Until the climb began, Hugh was very happy to have his own shower and toilet and a bed with sheets and a pillow. And his own rental car, his own entrance, his own exit. Friendship was one thing, but Hugh had outgrown the sort of camaraderie that once fueled their stolen rides on
freight trains from Denver, and their hitchhiking in storms, and their making claustrophobic fear-and-loathing marathons through Utah and Nevada packed in Hugh’s VW Beetle.
Hugh took out a small, thick, leather-bound book. Lewis called it the bible. Filled with hand-drawn maps and topographical sketches and notes, it contained a lifetime of adventures. He opened it near the beginning, to a page neatly titled “Anasazi.” Lines met hatch marks and dots and numbers, the puzzle pieces of their climb.

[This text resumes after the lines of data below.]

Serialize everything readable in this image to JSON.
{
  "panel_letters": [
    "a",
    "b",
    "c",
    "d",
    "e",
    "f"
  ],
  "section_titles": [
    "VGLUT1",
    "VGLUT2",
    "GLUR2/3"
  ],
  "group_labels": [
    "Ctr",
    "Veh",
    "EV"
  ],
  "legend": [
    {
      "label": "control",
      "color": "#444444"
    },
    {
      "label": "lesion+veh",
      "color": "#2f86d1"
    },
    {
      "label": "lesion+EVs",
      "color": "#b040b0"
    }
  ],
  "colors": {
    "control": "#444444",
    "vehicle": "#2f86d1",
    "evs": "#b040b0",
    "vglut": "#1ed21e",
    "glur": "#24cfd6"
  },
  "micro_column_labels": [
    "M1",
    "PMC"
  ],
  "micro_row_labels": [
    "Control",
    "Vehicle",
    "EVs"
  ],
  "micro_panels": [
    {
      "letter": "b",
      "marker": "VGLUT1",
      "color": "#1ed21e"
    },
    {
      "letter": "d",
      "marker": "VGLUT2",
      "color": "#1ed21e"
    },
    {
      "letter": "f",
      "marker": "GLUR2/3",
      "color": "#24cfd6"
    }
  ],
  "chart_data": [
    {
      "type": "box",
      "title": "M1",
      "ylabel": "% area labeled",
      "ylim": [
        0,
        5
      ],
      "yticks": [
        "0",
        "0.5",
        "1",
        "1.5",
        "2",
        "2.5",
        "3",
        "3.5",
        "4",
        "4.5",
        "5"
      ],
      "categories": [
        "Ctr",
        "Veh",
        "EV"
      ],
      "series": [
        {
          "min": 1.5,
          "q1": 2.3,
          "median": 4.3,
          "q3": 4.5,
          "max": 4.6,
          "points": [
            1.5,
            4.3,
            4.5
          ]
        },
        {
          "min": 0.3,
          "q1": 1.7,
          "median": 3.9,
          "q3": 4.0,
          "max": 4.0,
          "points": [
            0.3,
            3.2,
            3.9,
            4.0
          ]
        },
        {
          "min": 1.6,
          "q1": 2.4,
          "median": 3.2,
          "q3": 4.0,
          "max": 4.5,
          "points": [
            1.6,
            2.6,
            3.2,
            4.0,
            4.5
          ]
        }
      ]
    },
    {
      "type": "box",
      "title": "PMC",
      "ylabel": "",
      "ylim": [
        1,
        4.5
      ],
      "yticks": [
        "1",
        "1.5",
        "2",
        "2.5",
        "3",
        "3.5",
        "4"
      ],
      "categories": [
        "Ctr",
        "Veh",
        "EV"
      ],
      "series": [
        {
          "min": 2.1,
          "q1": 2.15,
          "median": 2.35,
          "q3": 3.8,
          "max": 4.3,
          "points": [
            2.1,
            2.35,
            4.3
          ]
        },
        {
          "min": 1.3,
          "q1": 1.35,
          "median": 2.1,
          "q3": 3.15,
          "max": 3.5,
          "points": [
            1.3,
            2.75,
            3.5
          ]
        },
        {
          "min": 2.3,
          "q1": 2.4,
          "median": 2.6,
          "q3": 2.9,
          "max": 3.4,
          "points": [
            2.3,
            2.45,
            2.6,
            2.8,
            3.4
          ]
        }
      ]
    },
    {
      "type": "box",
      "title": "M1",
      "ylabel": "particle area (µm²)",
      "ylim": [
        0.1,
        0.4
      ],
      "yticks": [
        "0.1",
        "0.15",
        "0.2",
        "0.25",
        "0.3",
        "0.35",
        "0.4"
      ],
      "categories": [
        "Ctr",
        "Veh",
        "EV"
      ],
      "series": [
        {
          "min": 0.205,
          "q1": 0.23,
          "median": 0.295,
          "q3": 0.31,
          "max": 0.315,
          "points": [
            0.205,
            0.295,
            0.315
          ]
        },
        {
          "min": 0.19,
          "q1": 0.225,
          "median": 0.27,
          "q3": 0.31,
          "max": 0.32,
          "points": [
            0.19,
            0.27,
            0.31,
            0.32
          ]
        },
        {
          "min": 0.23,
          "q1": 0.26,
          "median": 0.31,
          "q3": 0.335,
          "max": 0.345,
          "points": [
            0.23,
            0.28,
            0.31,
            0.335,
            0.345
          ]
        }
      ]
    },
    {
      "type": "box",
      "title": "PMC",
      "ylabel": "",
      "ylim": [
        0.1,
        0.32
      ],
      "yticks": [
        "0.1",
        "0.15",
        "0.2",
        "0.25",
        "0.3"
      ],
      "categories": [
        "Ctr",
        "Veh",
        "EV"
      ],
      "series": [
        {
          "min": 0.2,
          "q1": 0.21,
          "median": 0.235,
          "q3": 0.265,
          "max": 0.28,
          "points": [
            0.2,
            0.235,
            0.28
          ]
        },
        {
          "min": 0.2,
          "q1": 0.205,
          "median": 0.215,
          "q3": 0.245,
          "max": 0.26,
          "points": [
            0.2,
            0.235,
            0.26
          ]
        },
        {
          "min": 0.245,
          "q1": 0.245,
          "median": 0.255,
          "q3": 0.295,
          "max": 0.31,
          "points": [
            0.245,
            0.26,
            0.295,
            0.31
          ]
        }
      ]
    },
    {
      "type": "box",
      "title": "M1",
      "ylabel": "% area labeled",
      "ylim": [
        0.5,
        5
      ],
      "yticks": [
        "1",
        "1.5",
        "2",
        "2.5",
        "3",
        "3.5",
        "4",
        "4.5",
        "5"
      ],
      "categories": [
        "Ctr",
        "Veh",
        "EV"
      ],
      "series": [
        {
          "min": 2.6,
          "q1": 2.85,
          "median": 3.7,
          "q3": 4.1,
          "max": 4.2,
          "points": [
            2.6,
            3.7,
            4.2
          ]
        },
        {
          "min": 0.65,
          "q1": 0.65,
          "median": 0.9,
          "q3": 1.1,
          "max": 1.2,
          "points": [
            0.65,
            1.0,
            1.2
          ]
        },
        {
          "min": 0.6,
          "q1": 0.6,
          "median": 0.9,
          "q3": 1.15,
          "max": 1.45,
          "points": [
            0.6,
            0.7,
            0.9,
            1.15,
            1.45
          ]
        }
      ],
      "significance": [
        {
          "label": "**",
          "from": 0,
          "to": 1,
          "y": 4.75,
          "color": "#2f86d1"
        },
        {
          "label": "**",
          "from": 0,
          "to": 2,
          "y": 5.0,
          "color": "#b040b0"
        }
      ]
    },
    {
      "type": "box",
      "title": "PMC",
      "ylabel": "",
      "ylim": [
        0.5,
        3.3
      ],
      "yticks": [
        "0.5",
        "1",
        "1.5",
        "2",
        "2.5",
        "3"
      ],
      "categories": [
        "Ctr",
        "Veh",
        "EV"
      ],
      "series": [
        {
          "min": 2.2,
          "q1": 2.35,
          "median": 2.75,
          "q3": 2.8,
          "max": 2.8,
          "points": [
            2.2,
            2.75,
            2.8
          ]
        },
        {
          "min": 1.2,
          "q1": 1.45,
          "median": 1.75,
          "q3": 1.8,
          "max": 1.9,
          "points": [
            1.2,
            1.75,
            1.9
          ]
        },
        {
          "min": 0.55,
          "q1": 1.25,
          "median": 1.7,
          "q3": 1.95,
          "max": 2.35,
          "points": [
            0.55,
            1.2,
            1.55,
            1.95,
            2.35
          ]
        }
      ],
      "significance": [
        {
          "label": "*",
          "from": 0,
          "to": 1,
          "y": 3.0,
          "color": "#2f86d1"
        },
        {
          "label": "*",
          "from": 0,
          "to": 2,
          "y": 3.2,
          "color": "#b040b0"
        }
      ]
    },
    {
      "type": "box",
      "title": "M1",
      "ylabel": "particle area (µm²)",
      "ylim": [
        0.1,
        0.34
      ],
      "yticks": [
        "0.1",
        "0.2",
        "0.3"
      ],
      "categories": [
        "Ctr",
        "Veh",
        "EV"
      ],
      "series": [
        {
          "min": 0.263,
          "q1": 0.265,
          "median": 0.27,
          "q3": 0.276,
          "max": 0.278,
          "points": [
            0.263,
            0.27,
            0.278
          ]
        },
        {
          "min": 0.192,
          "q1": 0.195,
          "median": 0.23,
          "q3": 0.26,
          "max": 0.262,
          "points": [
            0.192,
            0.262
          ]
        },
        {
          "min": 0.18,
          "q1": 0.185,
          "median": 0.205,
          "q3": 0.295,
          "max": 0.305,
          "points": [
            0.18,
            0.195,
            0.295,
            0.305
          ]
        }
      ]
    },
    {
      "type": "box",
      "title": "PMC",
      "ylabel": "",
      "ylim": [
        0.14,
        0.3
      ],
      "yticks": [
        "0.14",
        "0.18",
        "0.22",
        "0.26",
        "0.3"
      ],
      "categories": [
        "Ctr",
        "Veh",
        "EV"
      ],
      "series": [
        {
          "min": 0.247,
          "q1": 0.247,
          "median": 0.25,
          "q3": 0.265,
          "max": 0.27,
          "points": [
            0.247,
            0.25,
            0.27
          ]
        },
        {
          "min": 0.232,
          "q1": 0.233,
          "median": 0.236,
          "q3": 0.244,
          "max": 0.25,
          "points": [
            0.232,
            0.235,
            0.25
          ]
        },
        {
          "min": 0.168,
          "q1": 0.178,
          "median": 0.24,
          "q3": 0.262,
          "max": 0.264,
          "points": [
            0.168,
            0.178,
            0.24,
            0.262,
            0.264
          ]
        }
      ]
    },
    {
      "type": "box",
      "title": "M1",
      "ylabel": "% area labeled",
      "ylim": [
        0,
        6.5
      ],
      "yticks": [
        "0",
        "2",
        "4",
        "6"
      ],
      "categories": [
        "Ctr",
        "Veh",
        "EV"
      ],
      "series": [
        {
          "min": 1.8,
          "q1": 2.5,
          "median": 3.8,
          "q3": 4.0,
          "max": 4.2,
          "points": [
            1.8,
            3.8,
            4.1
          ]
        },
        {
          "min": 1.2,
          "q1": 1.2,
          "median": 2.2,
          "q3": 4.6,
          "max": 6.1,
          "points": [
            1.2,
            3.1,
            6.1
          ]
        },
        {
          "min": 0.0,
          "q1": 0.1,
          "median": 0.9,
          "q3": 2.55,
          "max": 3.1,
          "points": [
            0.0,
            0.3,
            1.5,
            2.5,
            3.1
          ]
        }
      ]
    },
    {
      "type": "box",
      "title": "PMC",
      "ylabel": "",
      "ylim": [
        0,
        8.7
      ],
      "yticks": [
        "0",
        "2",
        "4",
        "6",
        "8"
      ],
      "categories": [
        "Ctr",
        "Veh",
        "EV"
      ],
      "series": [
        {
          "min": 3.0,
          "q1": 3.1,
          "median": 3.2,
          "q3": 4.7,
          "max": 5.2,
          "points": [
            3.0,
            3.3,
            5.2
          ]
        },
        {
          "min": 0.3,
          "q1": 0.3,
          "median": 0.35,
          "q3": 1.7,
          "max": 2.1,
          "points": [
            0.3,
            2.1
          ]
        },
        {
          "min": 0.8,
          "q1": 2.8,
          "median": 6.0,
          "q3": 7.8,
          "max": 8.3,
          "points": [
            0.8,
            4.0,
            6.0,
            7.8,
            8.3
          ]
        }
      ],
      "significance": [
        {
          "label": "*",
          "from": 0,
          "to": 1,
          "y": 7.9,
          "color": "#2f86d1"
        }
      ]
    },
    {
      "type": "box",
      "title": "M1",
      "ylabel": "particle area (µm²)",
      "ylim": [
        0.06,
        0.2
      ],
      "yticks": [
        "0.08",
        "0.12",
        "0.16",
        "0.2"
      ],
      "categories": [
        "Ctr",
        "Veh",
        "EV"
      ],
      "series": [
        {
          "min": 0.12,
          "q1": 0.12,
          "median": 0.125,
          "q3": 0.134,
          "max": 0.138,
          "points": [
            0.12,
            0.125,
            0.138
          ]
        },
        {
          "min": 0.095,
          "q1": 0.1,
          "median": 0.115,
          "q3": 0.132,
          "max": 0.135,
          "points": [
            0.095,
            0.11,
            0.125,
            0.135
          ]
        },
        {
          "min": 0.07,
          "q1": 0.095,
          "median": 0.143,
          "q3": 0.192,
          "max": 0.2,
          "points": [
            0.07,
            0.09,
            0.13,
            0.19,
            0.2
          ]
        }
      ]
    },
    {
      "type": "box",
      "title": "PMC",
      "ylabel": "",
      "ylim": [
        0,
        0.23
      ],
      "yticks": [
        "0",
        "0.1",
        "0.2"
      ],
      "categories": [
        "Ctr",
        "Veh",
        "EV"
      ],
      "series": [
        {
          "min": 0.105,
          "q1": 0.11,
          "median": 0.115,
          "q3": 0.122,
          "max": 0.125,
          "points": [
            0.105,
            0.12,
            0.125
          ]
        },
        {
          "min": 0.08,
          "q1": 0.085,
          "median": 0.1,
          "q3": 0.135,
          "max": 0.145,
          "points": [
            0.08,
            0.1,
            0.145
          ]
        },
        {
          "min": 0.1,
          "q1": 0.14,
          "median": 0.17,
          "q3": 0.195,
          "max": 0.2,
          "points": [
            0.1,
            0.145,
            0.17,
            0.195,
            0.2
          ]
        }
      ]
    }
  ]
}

Lewis reached for the Bible as if it were his own, and aligned it beside the photo. With the tip of the little plastic sword from his lime slice, he very precisely matched sections of Hugh’s topo with the photo. He looked faintly silly, a fifty-six-year-old man stabbing with what looked like a child’s toy at a treasure map.
“Remember that expanding flake on the ninth pitch, how it gave us fits? Well, the flake’s gone. It fell off when no one was looking. There’s a bolt ladder now. It misses the flake altogether. We can save hours. They say it cuts out the extra night.”
“I’m for that,” said Hugh.
The sword tip moved. “And the vegetated crack on the twentieth pitch, where we used knife blades? You can hand-place three-inch angles now.”
Hugh let him go on. Beta or not, he was taking nothing for granted, not the bolt ladder, nor the eroded crack on the twentieth pitch, nor the summit. Anasazi had changed, and they had changed. As a young man, he’d used other men’s maps and their prior knowledge to explore the mountains and rivers and deserts. But at some point, conventional wisdom didn’t matter. You had to draw your own maps, make your own rules, and find your own way.
Lewis went on taking them up the route with his sword tip, pitch by pitch, thrashing out details they’d covered a dozen times, burning off nervous energy that neither wanted to admit to. Hugh let him go on. Just as Hugh had needed to carry water this afternoon, Lewis needed to recite the route yet again.
Hugh had his back to the door. When a new customer entered, he felt the night chill against his neck. The bartender straightened. Lewis glanced up from the book of maps.